Yesterday, Mr. R was home, and offered to go to Orlando to get the license. My license is expired, so I'm not going anywhere if I can help it. He calls me from the courthouse.
"We have a problem."
"What's that?" I ask, not really even paying attention, because I'm working on an account that has me puzzled.
"They can't find it."
I stop.
"What?!?!" I shriek.
"Our license is not on record. When we got married, who was supposed to submit our license?"
"I think the pastor does it!" I exclaim.
"I don't think he did. We are looking through all of the August 1994 licenses and we're not in here."
Me. In the back of my head: "I'M SINGLE?!!?"
He is cracking up. I can hear a few women behind him laughing. I said, "We're not married?" and he replied, "Not according to Orange county." Which is when I heard a shriek of laughter from the records clerk trying to help him.
I said, "What are we going to do? Have we been living in sin for sixteen years?!?!" and I didn't realize he had put me on speaker phone. The poor records clerk in Orlando probably wet her pants.
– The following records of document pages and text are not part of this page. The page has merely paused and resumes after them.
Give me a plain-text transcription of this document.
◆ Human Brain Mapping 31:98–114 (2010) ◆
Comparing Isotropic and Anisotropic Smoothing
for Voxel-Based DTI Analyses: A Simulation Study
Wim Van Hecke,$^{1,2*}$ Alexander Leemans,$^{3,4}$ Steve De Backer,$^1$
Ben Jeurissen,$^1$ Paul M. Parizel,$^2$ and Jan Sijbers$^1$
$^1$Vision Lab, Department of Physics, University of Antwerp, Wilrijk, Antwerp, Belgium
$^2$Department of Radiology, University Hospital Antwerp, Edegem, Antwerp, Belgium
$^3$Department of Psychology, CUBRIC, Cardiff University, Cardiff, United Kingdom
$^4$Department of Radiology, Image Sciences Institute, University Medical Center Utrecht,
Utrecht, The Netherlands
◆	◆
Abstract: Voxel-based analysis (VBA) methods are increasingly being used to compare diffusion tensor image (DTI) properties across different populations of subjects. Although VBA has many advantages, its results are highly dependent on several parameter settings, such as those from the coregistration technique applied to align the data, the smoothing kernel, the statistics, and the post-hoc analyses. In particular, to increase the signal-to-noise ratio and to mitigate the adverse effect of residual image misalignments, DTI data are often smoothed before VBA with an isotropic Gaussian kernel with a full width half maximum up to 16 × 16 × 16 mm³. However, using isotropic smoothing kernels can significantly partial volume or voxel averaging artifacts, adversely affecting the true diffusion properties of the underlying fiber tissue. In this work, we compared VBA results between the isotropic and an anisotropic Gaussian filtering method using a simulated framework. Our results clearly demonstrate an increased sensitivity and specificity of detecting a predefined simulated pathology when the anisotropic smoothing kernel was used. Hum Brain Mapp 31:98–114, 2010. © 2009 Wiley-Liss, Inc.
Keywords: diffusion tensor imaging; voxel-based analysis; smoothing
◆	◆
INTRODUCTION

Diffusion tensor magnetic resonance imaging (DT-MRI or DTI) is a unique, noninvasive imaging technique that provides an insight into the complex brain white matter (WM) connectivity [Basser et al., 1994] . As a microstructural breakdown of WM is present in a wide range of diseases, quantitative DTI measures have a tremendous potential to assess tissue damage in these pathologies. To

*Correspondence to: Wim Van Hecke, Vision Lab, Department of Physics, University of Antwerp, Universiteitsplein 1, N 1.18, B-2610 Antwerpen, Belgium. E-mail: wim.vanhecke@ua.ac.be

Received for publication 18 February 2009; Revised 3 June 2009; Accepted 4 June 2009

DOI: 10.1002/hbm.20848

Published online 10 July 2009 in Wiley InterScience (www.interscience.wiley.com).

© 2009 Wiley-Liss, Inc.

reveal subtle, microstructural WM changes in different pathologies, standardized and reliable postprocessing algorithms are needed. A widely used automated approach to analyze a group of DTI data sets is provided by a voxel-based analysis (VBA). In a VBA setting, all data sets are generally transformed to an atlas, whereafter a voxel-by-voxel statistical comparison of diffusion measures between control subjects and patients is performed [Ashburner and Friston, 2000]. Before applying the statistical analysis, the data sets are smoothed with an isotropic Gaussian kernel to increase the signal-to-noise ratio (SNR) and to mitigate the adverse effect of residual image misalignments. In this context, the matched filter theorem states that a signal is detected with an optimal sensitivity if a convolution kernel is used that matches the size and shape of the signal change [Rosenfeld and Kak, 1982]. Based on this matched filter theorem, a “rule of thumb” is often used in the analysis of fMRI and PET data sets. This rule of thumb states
She was howling like a basset hound. He said, through his own laughter, "They're going to let me look through some files. Let me call you back." I was tempted to call our current pastor and ask him if he could marry us real quick so I could get my drivers license. Then I realized the craziness of the situation and just started laughing. I pondered if going on would be an issue for Mr. R. Then my phone rang.
"They found it. They were spelling our last name wrong again."
"So we're married?" I asked.
"Yes. Don't sound so happy about it. I'll be home in an hour. You owe me big." Click.

So, thank you, Orange County. For telling me I'm married. And for many jokes for years to come.
By the way, I got my license today. After all that, they charged me a late fee, and took the most hideous picture ever. I look like Miss Piggy. I should not have worn pink.


mom2nji said...

This post had me rolling!! Glad you are married. he he

Sarah R said...

I'm glad too. Most of the time anyway. *snort*

Jennifer M. said...

Omg that's hilarious. Seriously. Thank you for making me laugh today. ;)

And that would've been annoying and frustrating too! So sorry you had to wait in all those lines, but glad it worked out in the end.

My mom discovered my sister didn't have a birth certificate when she went to enroll her in Kindergarten. She called up the doctor and he was like, "Oops! I forgot!" Lol. So stuff like that really does happen. (It's fixed now - he was able to file it late. She really was born... officially and unofficially.)

Sarah R said...

That sort of reminds me when I started my job at Florida Hospital, they had Bucket signed up as a girl. I called them to fix it, and they wanted proof he was a boy. I almost lost it from laughing. I said, do you want me to have come over and pee standing up for you?